Member of the Telangana Legislative Assembly
- Incumbent
- Assumed office 3 December 2023 – present
- Preceded by: Mahareddy Bhupal Reddy, (BRS)
- Constituency: Narayankhed

Personal details
- Born: 16 May 1962 (age 63) Narayankhed, Medak district, Andhra Pradesh (present–day Sangareddy district, Telangana), India
- Party: Indian National Congress
- Parent: Patlolla Kishta Reddy (father);

= Patlolla Sanjeeva Reddy =

Indian politician

Patlolla Sanjeeva Kista Reddy (born 1962) is an Indian politician from Telangana. He is serving as MLA from Narayankhed Constituency, having been elected in the 2023 Telangana Legislative Assembly election from the Indian National Congress representing the Narayankhed Assembly constituency.

==Early life==
Sanjeev Reddy hails from Narayankhed, Sangareddy, and was born there. His father, Patlolla Kista Reddy, served as a member of the Telangana Legislative Assembly.
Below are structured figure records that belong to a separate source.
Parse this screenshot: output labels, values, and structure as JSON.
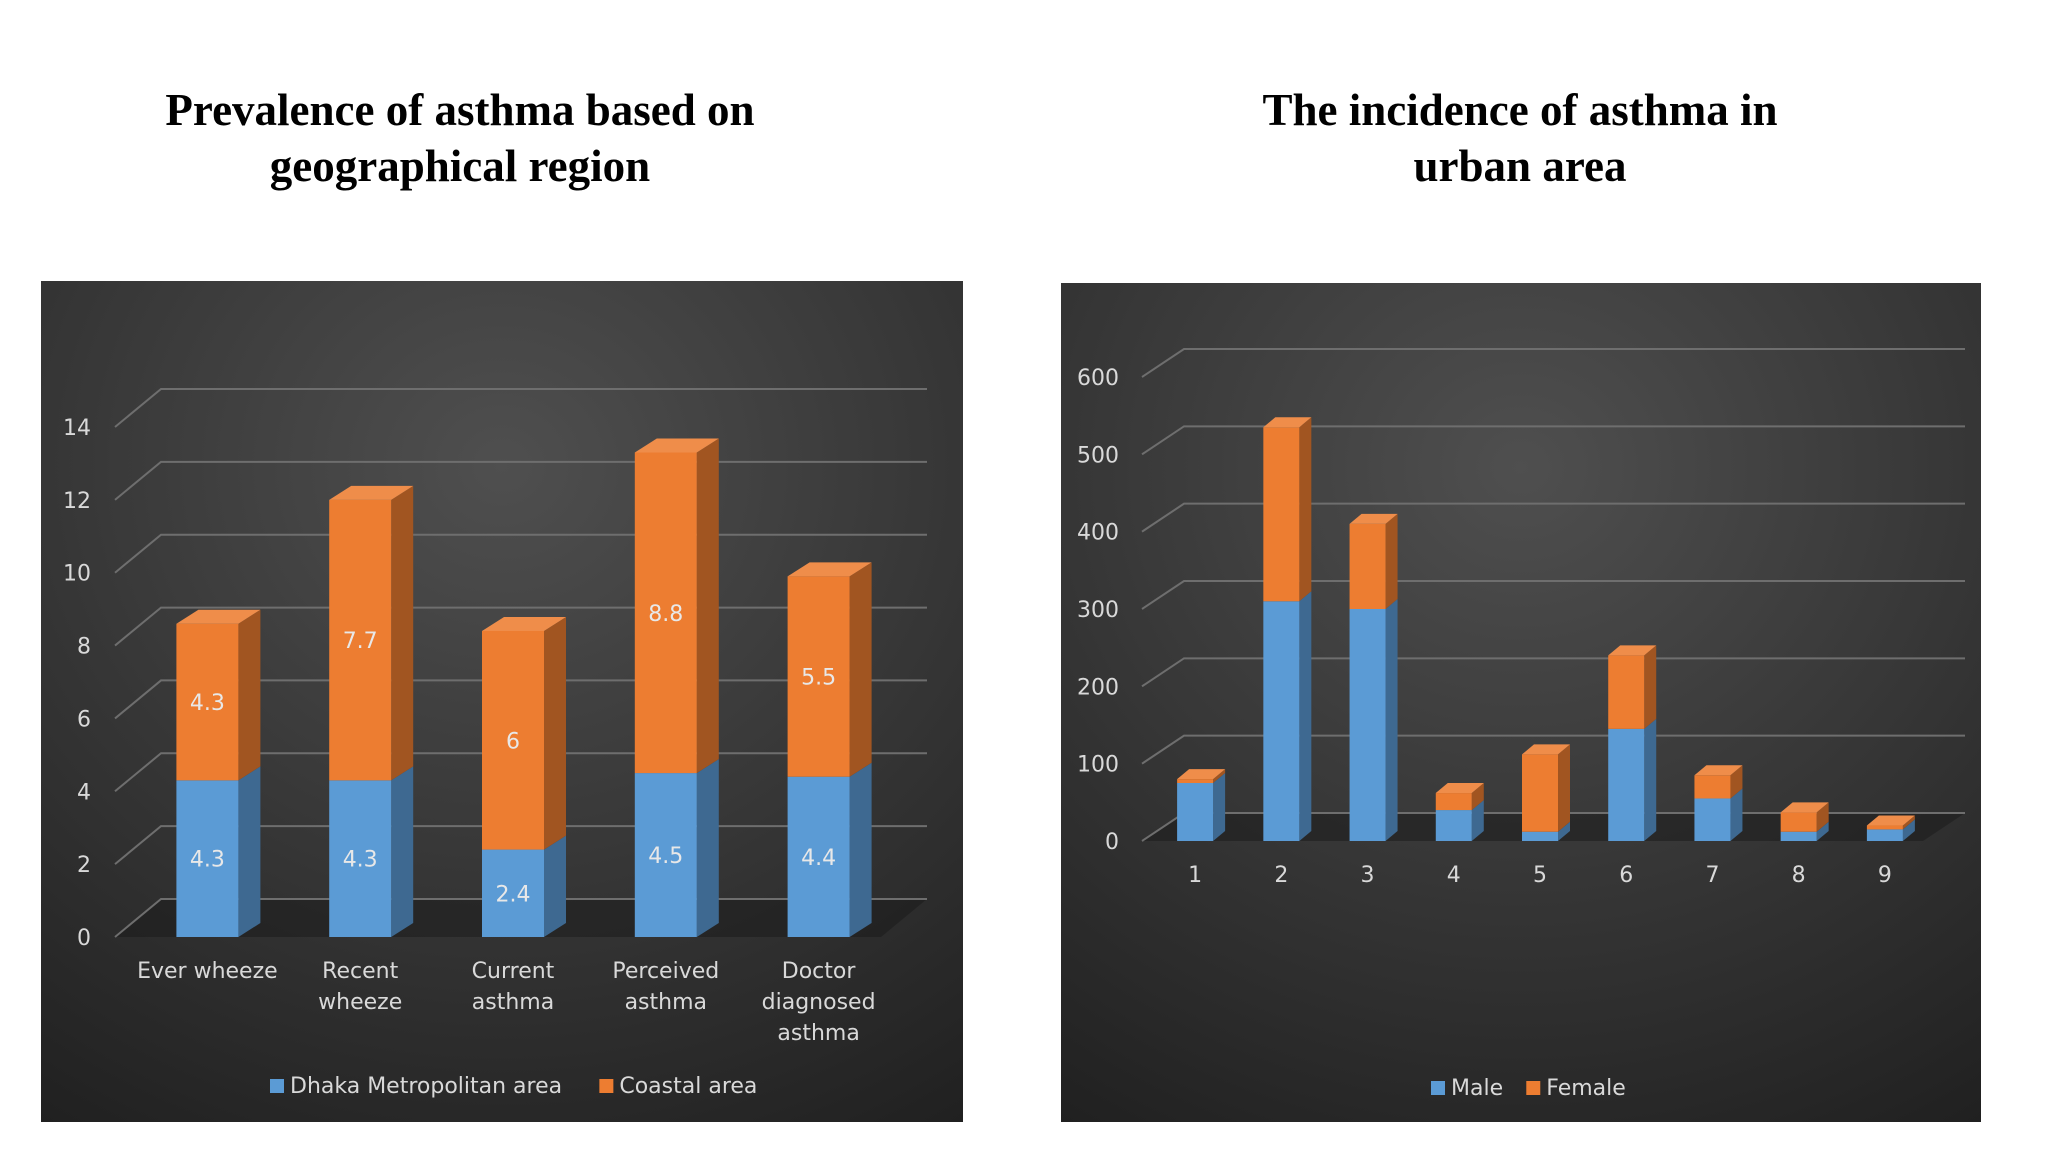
{
  "titles": {
    "left": "Prevalence of asthma based on\ngeographical region",
    "right": "The incidence of asthma in\nurban area"
  },
  "colors": {
    "panel_background": "#3a3a3a",
    "series_blue": "#5b9bd5",
    "series_orange": "#ed7d31",
    "text_light": "#d9d9d9"
  },
  "chart_data": [
    {
      "type": "bar",
      "stacked": true,
      "three_d": true,
      "title": "Prevalence of asthma based on geographical region",
      "categories": [
        [
          "Ever wheeze"
        ],
        [
          "Recent",
          "wheeze"
        ],
        [
          "Current",
          "asthma"
        ],
        [
          "Perceived",
          "asthma"
        ],
        [
          "Doctor",
          "diagnosed",
          "asthma"
        ]
      ],
      "series": [
        {
          "name": "Dhaka Metropolitan area",
          "color": "#5b9bd5",
          "values": [
            4.3,
            4.3,
            2.4,
            4.5,
            4.4
          ],
          "labels": [
            "4.3",
            "4.3",
            "2.4",
            "4.5",
            "4.4"
          ]
        },
        {
          "name": "Coastal area",
          "color": "#ed7d31",
          "values": [
            4.3,
            7.7,
            6,
            8.8,
            5.5
          ],
          "labels": [
            "4.3",
            "7.7",
            "6",
            "8.8",
            "5.5"
          ]
        }
      ],
      "y_ticks": [
        "0",
        "2",
        "4",
        "6",
        "8",
        "10",
        "12",
        "14"
      ],
      "ylim": [
        0,
        14
      ],
      "grid": true,
      "legend_position": "bottom"
    },
    {
      "type": "bar",
      "stacked": true,
      "three_d": true,
      "title": "The incidence of asthma in urban area",
      "categories": [
        [
          "1"
        ],
        [
          "2"
        ],
        [
          "3"
        ],
        [
          "4"
        ],
        [
          "5"
        ],
        [
          "6"
        ],
        [
          "7"
        ],
        [
          "8"
        ],
        [
          "9"
        ]
      ],
      "series": [
        {
          "name": "Male",
          "color": "#5b9bd5",
          "values": [
            75,
            310,
            300,
            40,
            12,
            145,
            55,
            12,
            15
          ]
        },
        {
          "name": "Female",
          "color": "#ed7d31",
          "values": [
            5,
            225,
            110,
            22,
            100,
            95,
            30,
            25,
            5
          ]
        }
      ],
      "y_ticks": [
        "0",
        "100",
        "200",
        "300",
        "400",
        "500",
        "600"
      ],
      "ylim": [
        0,
        600
      ],
      "grid": true,
      "legend_position": "bottom"
    }
  ]
}
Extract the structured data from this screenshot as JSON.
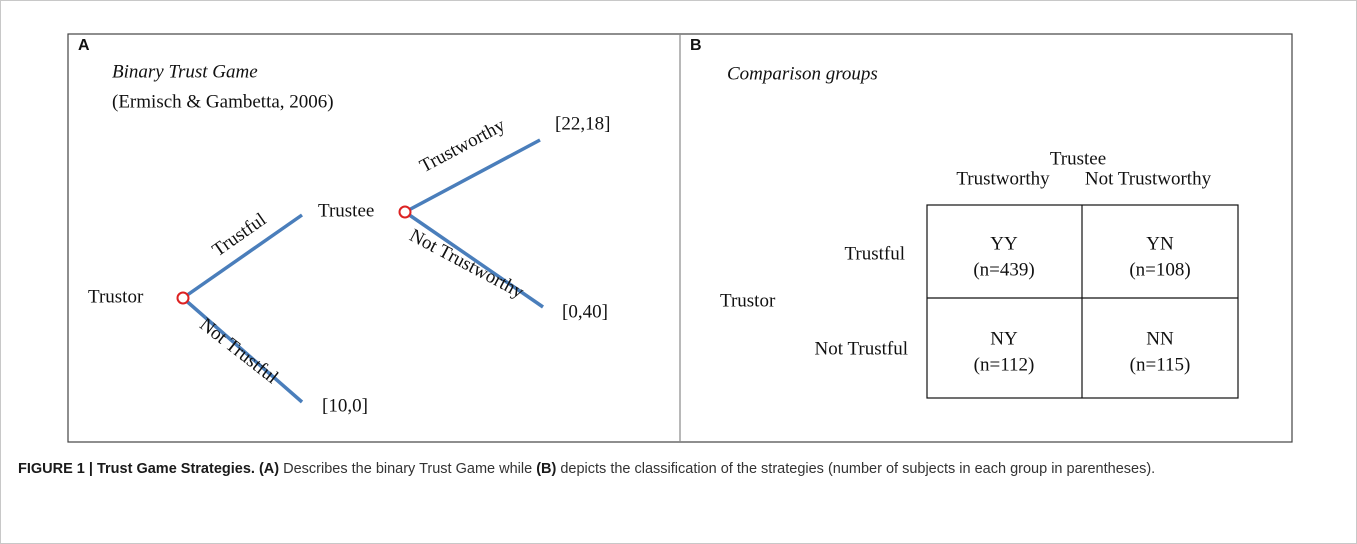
{
  "panel_a": {
    "label": "A",
    "title": "Binary Trust Game",
    "citation": "(Ermisch & Gambetta, 2006)",
    "nodes": [
      "Trustor",
      "Trustee"
    ],
    "branches": [
      "Trustful",
      "Not Trustful",
      "Trustworthy",
      "Not Trustworthy"
    ],
    "payoffs": [
      "[22,18]",
      "[0,40]",
      "[10,0]"
    ]
  },
  "panel_b": {
    "label": "B",
    "title": "Comparison groups",
    "column_group": "Trustee",
    "columns": [
      "Trustworthy",
      "Not Trustworthy"
    ],
    "row_group": "Trustor",
    "rows": [
      "Trustful",
      "Not Trustful"
    ],
    "cells": [
      [
        {
          "code": "YY",
          "count": "(n=439)"
        },
        {
          "code": "YN",
          "count": "(n=108)"
        }
      ],
      [
        {
          "code": "NY",
          "count": "(n=112)"
        },
        {
          "code": "NN",
          "count": "(n=115)"
        }
      ]
    ]
  },
  "caption": {
    "figure": "FIGURE 1 | Trust Game Strategies.",
    "ref_a": "(A)",
    "text_a": "Describes the binary Trust Game while",
    "ref_b": "(B)",
    "text_b": "depicts the classification of the strategies (number of subjects in each group in parentheses)."
  }
}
KCR meets Sanjeev Reddy before election due to his reach to people and elected as MLA in 2023.

==Career==
Patlolla Sanjeev Reddy is a doctor and served the people of Naraynakhed at low cost. He entered politics at a young age supporting his father during campaigning. In 2008 he directly entered into electoral politics by contesting as Naraynakhed ZPTC and won from congress. In 2013 he was again elected as a Mandal Parishad President early in his political career. In 2015, following the death of his father, Reddy contested the MLA seat from the Narayankhed constituency in 2016 but lost to Mahareddy Bhupal Reddy.

In the 2018 Telangana state general election, he joined the Bharatiya Janata Party, leaving the INC and got nearly 34% votes to BJP which is he his in the list of top 10 highest secured vote's to BJP candidates in entire state. However, he was defeated by Mahareddy Bhupal Reddy once again. In the 2019 lok sabha General election, Reddy rejoined the INC and did several party program under the leadership of TPCC president. However 2023 assembly general election contested the Assembly seat again from INC. This time, he emerged victorious against the sitting MLA Bhupal Reddy. Currently, he is serving as a member of the legislative assembly from the Narayankhed constituency.